To discuss these issues, we are honored to be joined by the three leading thinkers on these mid-century debates. Clara Maier is a professor of political theory and of the history of political thought at Columbia University and an expert on the political thought of the Weimar Republic, on the conceptual history of Nazism, and on the writings of Ernst Fraenkel and the Frankfurt School. Jens Meierhenrich is a professor of political theory and international relations at the London School of Economics and here at Columbia Law School, and an expert on Ernst Fraenkel and Nazi law. He is the editor of Fraenkel’s book, The Dual State: A Contribution to the Theory of Dictatorship, and the author of many books, including The Remnants of the Rechtsstaat: An Ethnography of Nazi Law (Oxford University Press, 2018) and The Violence of Law (Cambridge University Press, 2023). His edited collections include The Cambridge Companion to the Rule of Law (Cambridge University Press, 2021). William E. Scheuerman is a professor of political theory and of the history of political thought at Indiana University Bloomington and an expert on German political thought, legal theory, and the Frankfurt School. He is the author of Between the Norm and the Exception: The Frankfurt School and the Rule of Law (MIT, 1994) and of Frankfurt School Perspectives on Globalization, Democracy, and the Law (Routledge, 2008). He is the editor as well of, among other books, From Liberal Democracy to Fascism: Legal and Political Thought in the Weimar Republic (Humanities Press, 2000) (with Peter Caldwell). I could not think of a more extraordinary panel to address the state of the debate on state capitalism at mid-twentieth century.

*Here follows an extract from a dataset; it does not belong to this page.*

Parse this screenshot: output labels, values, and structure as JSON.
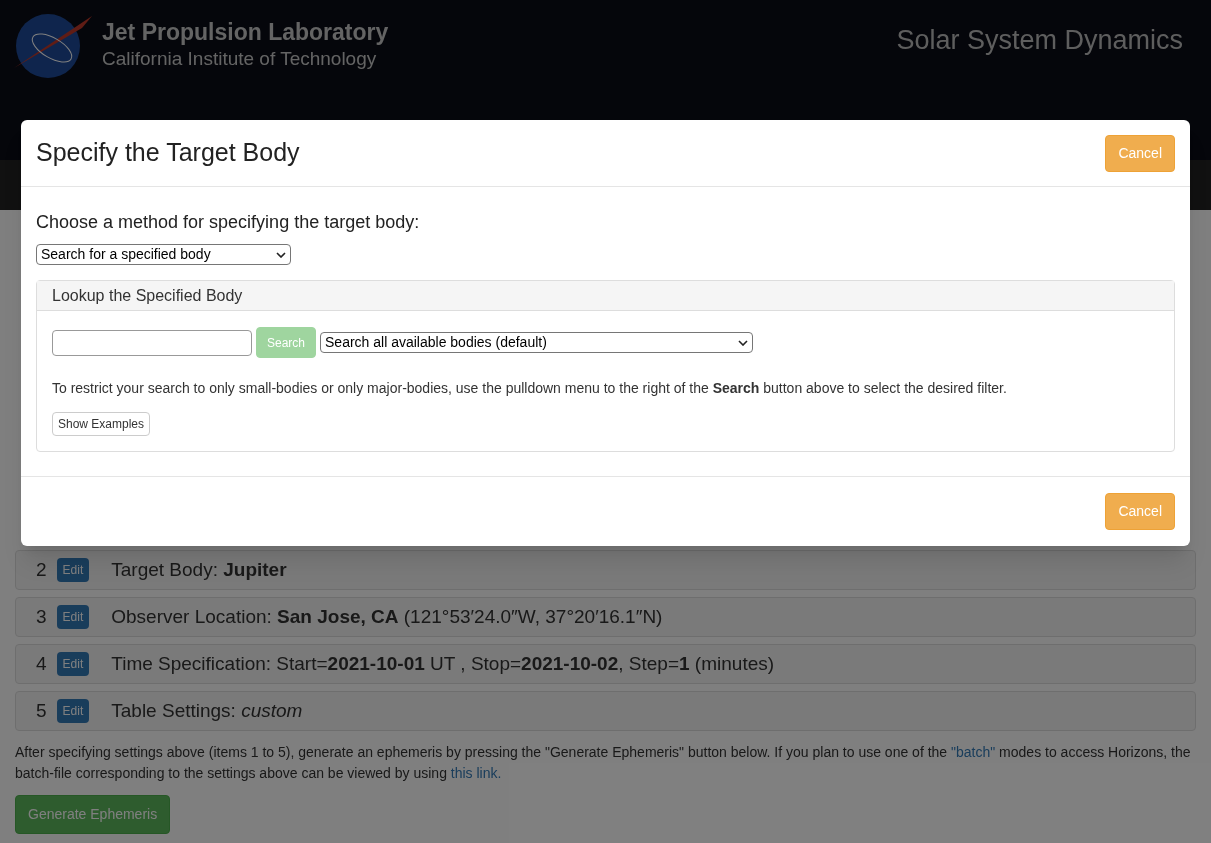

Welcome to Coöperism 8/13!
Continue here to watch the seminar and read the other essays for Coöperism 8/13 on “The Frankfurt School Critique of National Socialism and State”
Notes
[1] Simone Weil, “Prospects,” (1933) cited in Benjamin P. David, Simone Weil’s Political Philosophy: Field Notes from the Margins (Lanham, MD: Rowman & Littlefield, 2023), at 1.
[2] Franz Neumann, Behemoth: The Structure and Practice of National Socialism, 1933–1944 (New York: Oxford University Press, 1942), 459.